No surface is atomically clean. A first step in evaluating cleanliness was therefore to determine how implant surfaces are composed that have come into contact with auxiliary materials from manufacturing and have subsequently been cleaned according to the recognized state of the art. The results from the present investigations were used as a basis for the introduction of XPS standard surfaces. This provides an analytical tool for qualifying the chemical cleanliness of implant surfaces that includes all elements and chemical compounds in the investigations.

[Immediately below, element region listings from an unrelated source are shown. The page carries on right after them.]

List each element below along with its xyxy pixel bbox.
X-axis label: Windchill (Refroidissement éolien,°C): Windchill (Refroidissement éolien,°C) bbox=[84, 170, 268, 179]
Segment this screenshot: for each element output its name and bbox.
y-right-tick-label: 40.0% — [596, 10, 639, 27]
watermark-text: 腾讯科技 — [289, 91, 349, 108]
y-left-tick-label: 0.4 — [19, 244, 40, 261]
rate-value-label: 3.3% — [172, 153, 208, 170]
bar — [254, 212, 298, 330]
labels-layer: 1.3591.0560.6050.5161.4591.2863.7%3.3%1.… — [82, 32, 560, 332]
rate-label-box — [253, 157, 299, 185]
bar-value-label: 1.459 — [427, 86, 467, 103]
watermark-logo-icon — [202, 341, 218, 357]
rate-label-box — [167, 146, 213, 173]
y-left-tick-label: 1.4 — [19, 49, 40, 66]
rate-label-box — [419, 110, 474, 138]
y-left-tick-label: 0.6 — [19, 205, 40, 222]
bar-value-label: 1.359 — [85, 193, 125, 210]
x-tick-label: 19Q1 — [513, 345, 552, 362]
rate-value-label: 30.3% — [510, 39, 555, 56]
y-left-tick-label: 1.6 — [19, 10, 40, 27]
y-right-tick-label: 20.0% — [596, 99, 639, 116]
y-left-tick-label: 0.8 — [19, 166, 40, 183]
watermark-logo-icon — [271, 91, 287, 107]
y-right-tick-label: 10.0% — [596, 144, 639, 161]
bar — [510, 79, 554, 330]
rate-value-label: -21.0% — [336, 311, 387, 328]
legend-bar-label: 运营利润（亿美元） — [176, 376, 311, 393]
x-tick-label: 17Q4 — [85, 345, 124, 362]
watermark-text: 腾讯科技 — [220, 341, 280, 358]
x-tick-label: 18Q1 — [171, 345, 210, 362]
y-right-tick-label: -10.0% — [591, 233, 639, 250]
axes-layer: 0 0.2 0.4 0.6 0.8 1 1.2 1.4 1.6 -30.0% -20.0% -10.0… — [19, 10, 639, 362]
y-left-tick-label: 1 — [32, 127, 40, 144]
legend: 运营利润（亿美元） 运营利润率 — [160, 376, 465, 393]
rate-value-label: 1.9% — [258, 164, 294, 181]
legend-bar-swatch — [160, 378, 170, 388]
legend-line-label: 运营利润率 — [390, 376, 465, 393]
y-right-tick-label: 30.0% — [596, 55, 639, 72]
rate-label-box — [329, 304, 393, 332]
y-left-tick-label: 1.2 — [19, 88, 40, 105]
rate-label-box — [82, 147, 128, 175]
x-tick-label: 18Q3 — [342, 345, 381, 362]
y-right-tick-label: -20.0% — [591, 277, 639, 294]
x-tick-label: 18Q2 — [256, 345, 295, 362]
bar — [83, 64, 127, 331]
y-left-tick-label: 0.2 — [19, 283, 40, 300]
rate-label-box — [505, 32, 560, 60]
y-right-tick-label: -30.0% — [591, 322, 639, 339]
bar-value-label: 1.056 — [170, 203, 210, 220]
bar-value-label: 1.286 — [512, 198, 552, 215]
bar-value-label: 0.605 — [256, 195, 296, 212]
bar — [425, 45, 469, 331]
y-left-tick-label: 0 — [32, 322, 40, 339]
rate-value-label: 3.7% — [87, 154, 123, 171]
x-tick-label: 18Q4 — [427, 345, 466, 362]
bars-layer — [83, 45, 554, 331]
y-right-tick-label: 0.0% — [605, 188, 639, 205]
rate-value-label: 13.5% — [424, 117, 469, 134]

Direct examination of the implant surface reveals the actual chemical composition of the surface and thus avoids the uncertainty of all elution methods, namely possible incomplete detachment and, consequently, incomplete analysis of the contaminants. In addition to the measurement of the chemical compounds on the surface, an objective evaluation of the chemical cleanliness is possible due to the quantifiability with XPS.

With photoelectron spectroscopy (XPS or ESCA) in combination with scanning electron microscopy (SEM), analytical procedures are available at the NMI to evaluate the cleanliness of implant surfaces both qualitatively complete (all elements and compounds) and quantitatively and thus objectively. Since the examinations at the NMI are carried out using accredited procedures, the results can be fed into the relevant quality management systems and used for the certification of the respective products. New standard surfaces have been developed on an ongoing basis.